Inner Court, Outer Pride

Esther 6:4-7 - A Neville Goddard interpretation

Read Esther 6 in context

Scripture Focus

4And the king said, Who is in the court? Now Haman was come into the outward court of the king's house, to speak unto the king to hang Mordecai on the gallows that he had prepared for him.
5And the king's servants said unto him, Behold, Haman standeth in the court. And the king said, Let him come in.
6So Haman came in. And the king said unto him, What shall be done unto the man whom the king delighteth to honour? Now Haman thought in his heart, To whom would the king delight to do honour more than to myself?
7And Haman answered the king, For the man whom the king delighteth to honour,
Esther 6:4-7

Biblical Context

King asks who is in the court as Haman enters to push Mordecai's execution. The king then asks what shall be done to the man whom the king delighteth to honour, and Haman immediately assumes the honour is for himself.

Neville's Inner Vision

Esther 6:4-7 places the outer court of the king as the arena of the mind where decisions are born. Haman's presence in the court is the ego seeking to hang Mordecai—the inner quality opposed to your true nobility. The king's inquiry, 'What shall be done unto the man whom the king delighteth to honour?' is the inner law of your consciousness asking to honour what you truly value.

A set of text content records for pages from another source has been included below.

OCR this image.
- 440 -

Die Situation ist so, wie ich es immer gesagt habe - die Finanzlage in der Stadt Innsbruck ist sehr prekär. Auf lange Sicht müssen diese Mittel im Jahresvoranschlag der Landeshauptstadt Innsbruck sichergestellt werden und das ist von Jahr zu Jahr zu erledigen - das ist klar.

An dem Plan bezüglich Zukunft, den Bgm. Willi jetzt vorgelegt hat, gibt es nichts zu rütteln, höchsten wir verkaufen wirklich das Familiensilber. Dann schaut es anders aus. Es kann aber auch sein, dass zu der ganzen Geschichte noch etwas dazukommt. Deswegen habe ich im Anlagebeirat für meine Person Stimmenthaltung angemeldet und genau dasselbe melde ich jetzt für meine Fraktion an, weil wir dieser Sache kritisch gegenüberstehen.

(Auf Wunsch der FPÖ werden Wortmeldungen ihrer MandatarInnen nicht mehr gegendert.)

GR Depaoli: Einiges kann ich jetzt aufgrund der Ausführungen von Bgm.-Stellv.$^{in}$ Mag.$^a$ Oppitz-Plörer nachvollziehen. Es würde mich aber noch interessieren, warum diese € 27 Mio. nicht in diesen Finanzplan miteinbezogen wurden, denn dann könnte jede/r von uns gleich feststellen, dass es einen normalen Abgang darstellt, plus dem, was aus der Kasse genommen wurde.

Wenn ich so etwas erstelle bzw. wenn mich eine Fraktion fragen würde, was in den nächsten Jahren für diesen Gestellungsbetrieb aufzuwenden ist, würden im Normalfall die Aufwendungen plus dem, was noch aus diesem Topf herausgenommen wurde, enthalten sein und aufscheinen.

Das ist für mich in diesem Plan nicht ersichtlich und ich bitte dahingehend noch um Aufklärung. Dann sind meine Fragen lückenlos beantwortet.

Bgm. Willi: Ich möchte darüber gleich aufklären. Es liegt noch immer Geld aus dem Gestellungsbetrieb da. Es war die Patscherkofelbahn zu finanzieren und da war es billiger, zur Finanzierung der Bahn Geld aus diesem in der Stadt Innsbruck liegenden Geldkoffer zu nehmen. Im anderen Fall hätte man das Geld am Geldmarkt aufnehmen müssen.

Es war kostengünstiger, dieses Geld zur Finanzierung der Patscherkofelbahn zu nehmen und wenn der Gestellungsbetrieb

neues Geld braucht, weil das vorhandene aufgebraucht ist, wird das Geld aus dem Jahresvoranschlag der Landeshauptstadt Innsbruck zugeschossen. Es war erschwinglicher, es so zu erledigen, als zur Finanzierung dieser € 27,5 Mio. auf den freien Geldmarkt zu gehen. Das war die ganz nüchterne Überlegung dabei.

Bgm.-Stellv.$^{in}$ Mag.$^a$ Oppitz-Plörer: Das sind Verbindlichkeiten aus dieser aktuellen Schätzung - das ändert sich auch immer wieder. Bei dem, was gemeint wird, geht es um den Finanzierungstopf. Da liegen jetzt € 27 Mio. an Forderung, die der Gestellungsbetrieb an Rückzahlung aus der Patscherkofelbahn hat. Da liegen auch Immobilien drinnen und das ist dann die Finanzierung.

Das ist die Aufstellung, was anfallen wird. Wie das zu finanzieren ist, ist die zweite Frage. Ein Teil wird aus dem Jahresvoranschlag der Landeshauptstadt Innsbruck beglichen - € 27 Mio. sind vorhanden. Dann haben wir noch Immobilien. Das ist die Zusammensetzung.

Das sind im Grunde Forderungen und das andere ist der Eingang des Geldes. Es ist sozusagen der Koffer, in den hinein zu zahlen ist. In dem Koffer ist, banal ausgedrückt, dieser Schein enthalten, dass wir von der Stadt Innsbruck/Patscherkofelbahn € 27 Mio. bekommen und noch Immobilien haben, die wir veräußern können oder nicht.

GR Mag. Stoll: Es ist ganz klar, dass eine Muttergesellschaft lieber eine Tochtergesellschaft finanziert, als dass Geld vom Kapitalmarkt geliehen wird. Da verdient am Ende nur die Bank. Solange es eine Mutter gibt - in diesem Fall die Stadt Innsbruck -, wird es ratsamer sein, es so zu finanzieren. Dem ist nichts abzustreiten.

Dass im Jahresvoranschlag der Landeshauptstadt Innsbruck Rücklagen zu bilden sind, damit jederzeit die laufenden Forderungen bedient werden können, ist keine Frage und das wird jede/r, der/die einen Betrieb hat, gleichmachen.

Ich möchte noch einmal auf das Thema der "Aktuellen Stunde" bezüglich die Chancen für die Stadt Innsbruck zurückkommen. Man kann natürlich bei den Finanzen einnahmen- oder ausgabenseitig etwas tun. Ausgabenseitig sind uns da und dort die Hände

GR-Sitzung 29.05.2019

When Haman schemes for credit, he reveals his fevered belief that honour comes from without; the I AM, your true self, now answers in the voice of the king and sets a plan to honour Mordecai publicly. This moment unmasks vanity by showing that honour is a function of inner alignment, not the ego's self-importance. The Presence of God operates as the king's decree, turning external threat into the disclosure of inner order. The Kingdom of God is the realisation that your life is the expression of your inner state; you can rewrite it by choosing to honour the good in others, thereby dissolving malice and amplifying love.

Practice This Now

Practice: In a quiet moment, assume the self you truly are—the I AM—delighting to honour someone, even an imagined stranger, and feel the scene as though the honoring is already done. Revise any prideful ego by repeating, 'I am honoured by life's love' until the feeling is real.